Happens with numexpr 2.8.5 and not with 2.8.4. (This is not #54449, though I do also see that bug - that's an explicit exception, this is a changed answer.)

Seen in both pandas 1.5.3 and pandas 2.0.3.

This is plausibly the result of numexpr fixing pydata/numexpr#434 : int ** int in numexpr used to explicitly fail, making us fall back to the non-numexpr method, but no longer does.

It might be possible to work around this by not using numexpr for **, but presumably with a performance cost.

pandas doesn't have an obviously documented policy on integer overflow, and numpy's policy appears to be the same as C's (i.e. signed integer overflow is undefined). This suggests treating this as undefined / not-a-bug and changing the test's input to something that doesn't overflow (suggestion, not tested: arr = np.arange(_MIN_ELEMENTS + 100).reshape(_MIN_ELEMENTS // 100 + 1, -1) % 7 - as 7 doesn't divide 100, this also gives the division test both 0/0 and non0/0 cases).

However, this test was originally added in #31296 and referencing a similar non-numexpr one in #31271 testing that column-by-column and whole-DataFrame operations gave the same result, specifically for division by zero.
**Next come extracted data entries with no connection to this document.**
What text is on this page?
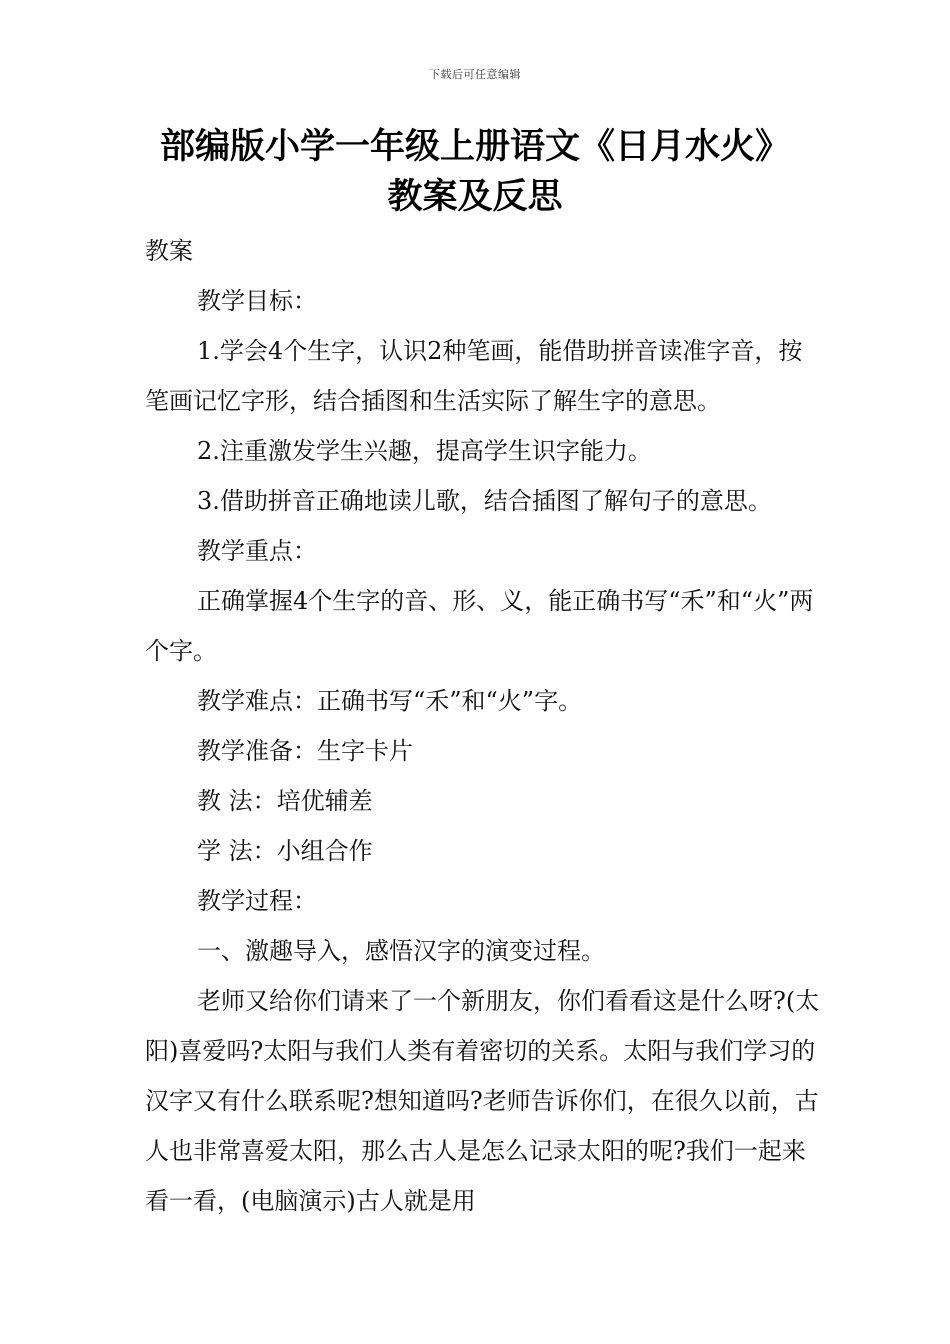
下载后可任意编辑
部编版小学一年级上册语文《日月水火》
教案及反思

教案

教学目标：

1.学会4个生字，认识2种笔画，能借助拼音读准字音，按笔画记忆字形，结合插图和生活实际了解生字的意思。

2.注重激发学生兴趣，提高学生识字能力。

3.借助拼音正确地读儿歌，结合插图了解句子的意思。

教学重点：

正确掌握4个生字的音、形、义，能正确书写“禾”和“火”两个字。

教学难点：正确书写“禾”和“火”字。

教学准备：生字卡片

教 法：培优辅差

学 法：小组合作

教学过程：

一、激趣导入，感悟汉字的演变过程。

老师又给你们请来了一个新朋友，你们看看这是什么呀?(太阳)喜爱吗?太阳与我们人类有着密切的关系。太阳与我们学习的汉字又有什么联系呢?想知道吗?老师告诉你们，在很久以前，古人也非常喜爱太阳，那么古人是怎么记录太阳的呢?我们一起来看一看，(电脑演示)古人就是用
Is that an implied policy that column-by-column and whole-DataFrame results must always be the same (and hence that numexpr and non-numexpr results must be the same, as it is easily possible for the whole frame to be big enough to default to numexpr while a single column is not)?

No reason was stated there for the power test using almost-all-overflowing input; it may have been copied from the division test.

@jbrockmendel ?

Is that an implied policy that column-by-column and whole-DataFrame results must always be the same

Yes, these should always match.

No reason was stated there for the power test using almost-all-overflowing input; it may have been copied from the division test.

No idea off the top of my head.

pandas doesn't have an obviously documented policy on integer overflow

I don't think this is non-obviously documented either, so "policy" is probably too strong a word. In general we'd rather raise than silently give incorrect results. What constitutes "incorrect" depends on if the user is expected modular arithmetic. My rule of thumb is that with signed int64 they are not, and with other integer dtypes they plausibly could be. That may just be me though.

What constitutes "incorrect" depends on if the user is expected modular arithmetic. My rule of thumb is that with signed int64 they are not, and with other integer dtypes they plausibly could be. That may just be me though.

The C (and numpy?) policy is that unsigned ints must wrap (modular arithmetic) but signed ints (of any width) can do anything.

Is that an implied policy that column-by-column and whole-DataFrame results must always be the same

Yes, these should always match.

Does that mean that while signed ints can do anything on overflow, they must do the same thing in both cases, and hence that we can't use numexpr where its overflow behaviour doesn't match plain pandas? If so, we can't use numexpr for int ** int. (This didn't come up before because numexpr int ** int used to explicitly fail (in all cases) due to bug pydata/numexpr#434.)

I don't know whether the other operators currently follow this rule: this test only tests overflowing input for pow, and I don't know what either numexpr or plain pandas do on overflow of other operations.

The non-pow operators (at least add, sub, mul) have wraparound overflow in numexpr and hence don't have this issue - it seems only pow gives -2**63 on overflow.

It looks like the reason that pow is different from the other numexpr operators is that it's implemented by casting to double and back.

The first part of this is an attempt to stop using it, but it does both more and less than we actually want: it disables numexpr pow in all dtypes (not just ints), but only in plain operators (not .eval()).